Furthermore, the optical flow of natural scenes is a combination of the motion of the observer and the independent motion of objects. Existing algorithms typically focus on either recovering motion and structure under the assumption of a purely static world or optical flow for general unconstrained scenes. We combine these approaches in an optical flow algorithm that estimates an explicit segmentation of moving objects using appearance and physical constraints. In static regions, we take advantage of strong constraints to jointly estimate the camera motion and the 3D structure of the scene over multiple frames. This allows us to also regularize the structure instead of the motion. Our formulation uses a Plane+Parallax framework, which works even under small baselines, and reduces the motion estimation to a one-dimensional search problem, resulting in more accurate estimation. In moving regions the flow is treated as unconstrained, and computed with an existing optical flow method. The resulting Mostly-Rigid Flow (MR-Flow) method [ ] achieved state-of-the-art results on both the MPISintel and KITTI-2015 benchmarks.

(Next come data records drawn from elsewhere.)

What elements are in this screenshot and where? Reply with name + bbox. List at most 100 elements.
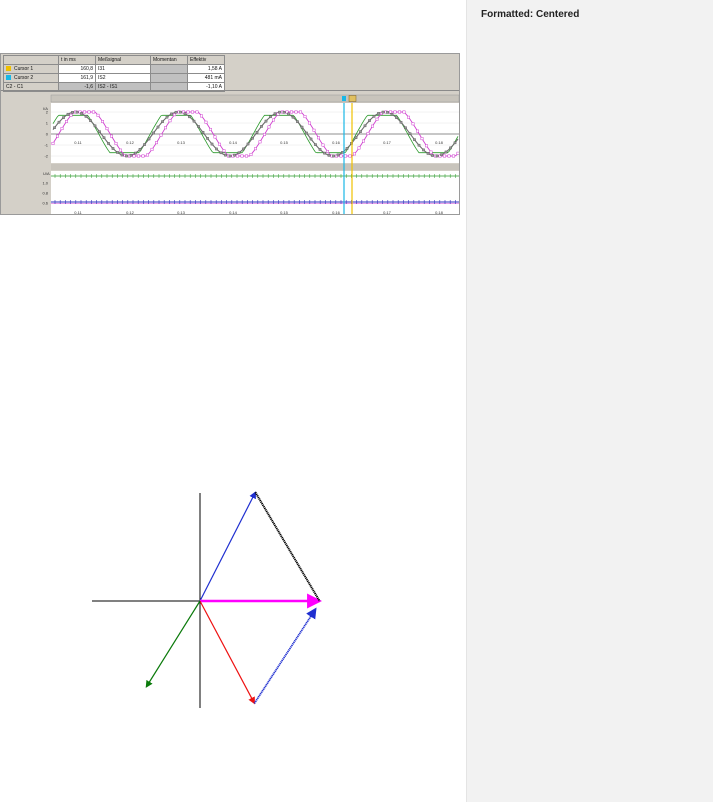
grey-sample-marker	[228, 154, 232, 158]
magenta-sample-marker	[272, 118, 275, 122]
magenta-sample-marker	[443, 154, 446, 158]
grey-sample-marker	[138, 148, 142, 151]
magenta-sample-marker	[312, 128, 316, 132]
magenta-sample-marker	[267, 125, 271, 129]
lower-x-tick-label: 0.13	[177, 210, 186, 215]
lower-y-tick-label: 1.0	[42, 181, 48, 186]
comment-label: Formatted: Centered	[481, 9, 580, 20]
grey-sample-marker	[413, 138, 416, 141]
magenta-sample-marker	[137, 154, 140, 158]
grey-sample-marker	[368, 119, 371, 122]
magenta-sample-marker	[209, 127, 212, 131]
grey-sample-marker	[426, 152, 430, 155]
magenta-sample-marker	[218, 142, 221, 146]
grey-sample-marker	[174, 110, 178, 114]
upper-plot: I/A 210-1-2 0.11 0.12 0.13 0.14 0.15 0.16 0.17…	[43, 103, 459, 163]
grey-sample-marker	[53, 126, 56, 129]
grey-sample-marker	[71, 111, 74, 114]
upper-y-tick-label: -1	[44, 143, 48, 148]
lower-x-tick-label: 0.11	[74, 210, 82, 215]
grey-sample-marker	[152, 131, 155, 135]
magenta-sample-marker	[69, 113, 73, 117]
magenta-sample-marker	[371, 124, 374, 128]
magenta-sample-marker	[168, 119, 172, 123]
magenta-sample-marker	[425, 144, 428, 148]
panel-divider-bar	[51, 164, 459, 170]
grey-sample-marker	[386, 111, 389, 114]
lower-x-tick-label: 0.16	[332, 210, 341, 215]
magenta-sample-marker	[299, 110, 302, 114]
grey-sample-marker	[278, 110, 281, 114]
magenta-sample-marker	[186, 110, 190, 114]
grey-sample-marker	[224, 153, 227, 157]
grey-sample-marker	[246, 142, 250, 146]
magenta-sample-marker	[317, 136, 320, 140]
magenta-sample-marker	[290, 110, 293, 114]
grey-sample-marker	[408, 132, 412, 136]
grey-sample-marker	[327, 154, 331, 157]
upper-y-tick-label: 0	[46, 132, 49, 137]
grey-sample-marker	[363, 124, 367, 128]
grey-sample-marker	[84, 115, 88, 118]
grey-sample-marker	[75, 110, 79, 114]
magenta-sample-marker	[191, 110, 194, 114]
magenta-sample-marker	[146, 153, 149, 157]
magenta-sample-marker	[150, 147, 154, 151]
grey-sample-marker	[242, 147, 245, 151]
grey-sample-marker	[210, 142, 214, 146]
grey-sample-marker	[102, 136, 106, 140]
oscilloscope-screenshot: t in ms Meßsignal Momentan Effektiv Curs…	[0, 53, 460, 215]
green-phasor-vector	[145, 600, 201, 688]
magenta-sample-marker	[245, 154, 248, 158]
magenta-sample-marker	[254, 147, 257, 151]
grey-sample-marker	[170, 112, 173, 116]
grey-sample-marker	[341, 151, 344, 154]
upper-x-tick-label: 0.17	[383, 140, 392, 145]
magenta-sample-marker	[204, 120, 208, 124]
magenta-sample-marker	[110, 134, 113, 138]
magenta-sample-marker	[173, 113, 176, 117]
magenta-sample-marker	[294, 110, 298, 114]
grey-sample-marker	[296, 120, 299, 124]
grey-sample-marker	[206, 137, 209, 140]
grey-sample-marker	[93, 124, 97, 128]
upper-x-tick-label: 0.16	[332, 140, 341, 145]
magenta-sample-marker	[456, 151, 459, 155]
grey-sample-marker	[431, 154, 434, 157]
grey-sample-marker	[255, 130, 259, 134]
grey-sample-marker	[449, 146, 452, 150]
grey-sample-marker	[332, 154, 335, 158]
grey-sample-marker	[372, 115, 376, 118]
grey-sample-marker	[318, 148, 322, 151]
grey-sample-marker	[57, 120, 61, 124]
document-page: t in ms Meßsignal Momentan Effektiv Curs…	[0, 0, 466, 802]
magenta-sample-marker	[213, 135, 217, 139]
grey-sample-marker	[89, 119, 92, 122]
time-scrollbar[interactable]	[50, 94, 459, 103]
grey-sample-marker	[435, 154, 439, 158]
grey-sample-marker	[62, 116, 65, 119]
magenta-sample-marker	[114, 142, 118, 145]
cursor1-marker[interactable]	[348, 95, 357, 102]
grey-sample-marker	[147, 137, 151, 141]
magenta-sample-marker	[263, 132, 266, 136]
cursor2-marker[interactable]	[342, 96, 346, 101]
grey-sample-marker	[336, 153, 340, 157]
grey-sample-marker	[219, 151, 223, 155]
grey-sample-marker	[264, 119, 268, 123]
magenta-sample-marker	[321, 143, 325, 147]
magenta-sample-marker	[375, 117, 379, 121]
grey-sample-marker	[116, 151, 119, 154]
grey-sample-marker	[197, 125, 200, 128]
grey-sample-marker	[395, 116, 398, 119]
lower-x-tick-label: 0.15	[280, 210, 289, 215]
magenta-sample-marker	[411, 122, 415, 126]
grey-sample-marker	[417, 143, 421, 147]
grey-sample-marker	[422, 148, 425, 152]
grey-sample-marker	[215, 147, 218, 151]
lower-y-tick-label: 0.6	[42, 201, 48, 206]
lower-y-tick-label: 0.8	[42, 191, 48, 196]
grey-sample-marker	[107, 142, 110, 145]
lower-x-tick-label: 0.12	[126, 210, 135, 215]
grey-sample-marker	[156, 125, 160, 129]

These methods are optimization-based methods that tend to be slow. Furthermore, we manually define constraints, which are often strong simplifications of the real world. To overcome this, we present the Collaborative Competition framework [ ], which reasons about the whole scene in a joint, data-driven fashion, and is able to learn to compute the segmentation and the geometry of the scene, and the motion of objects and the background, without explicit supervision.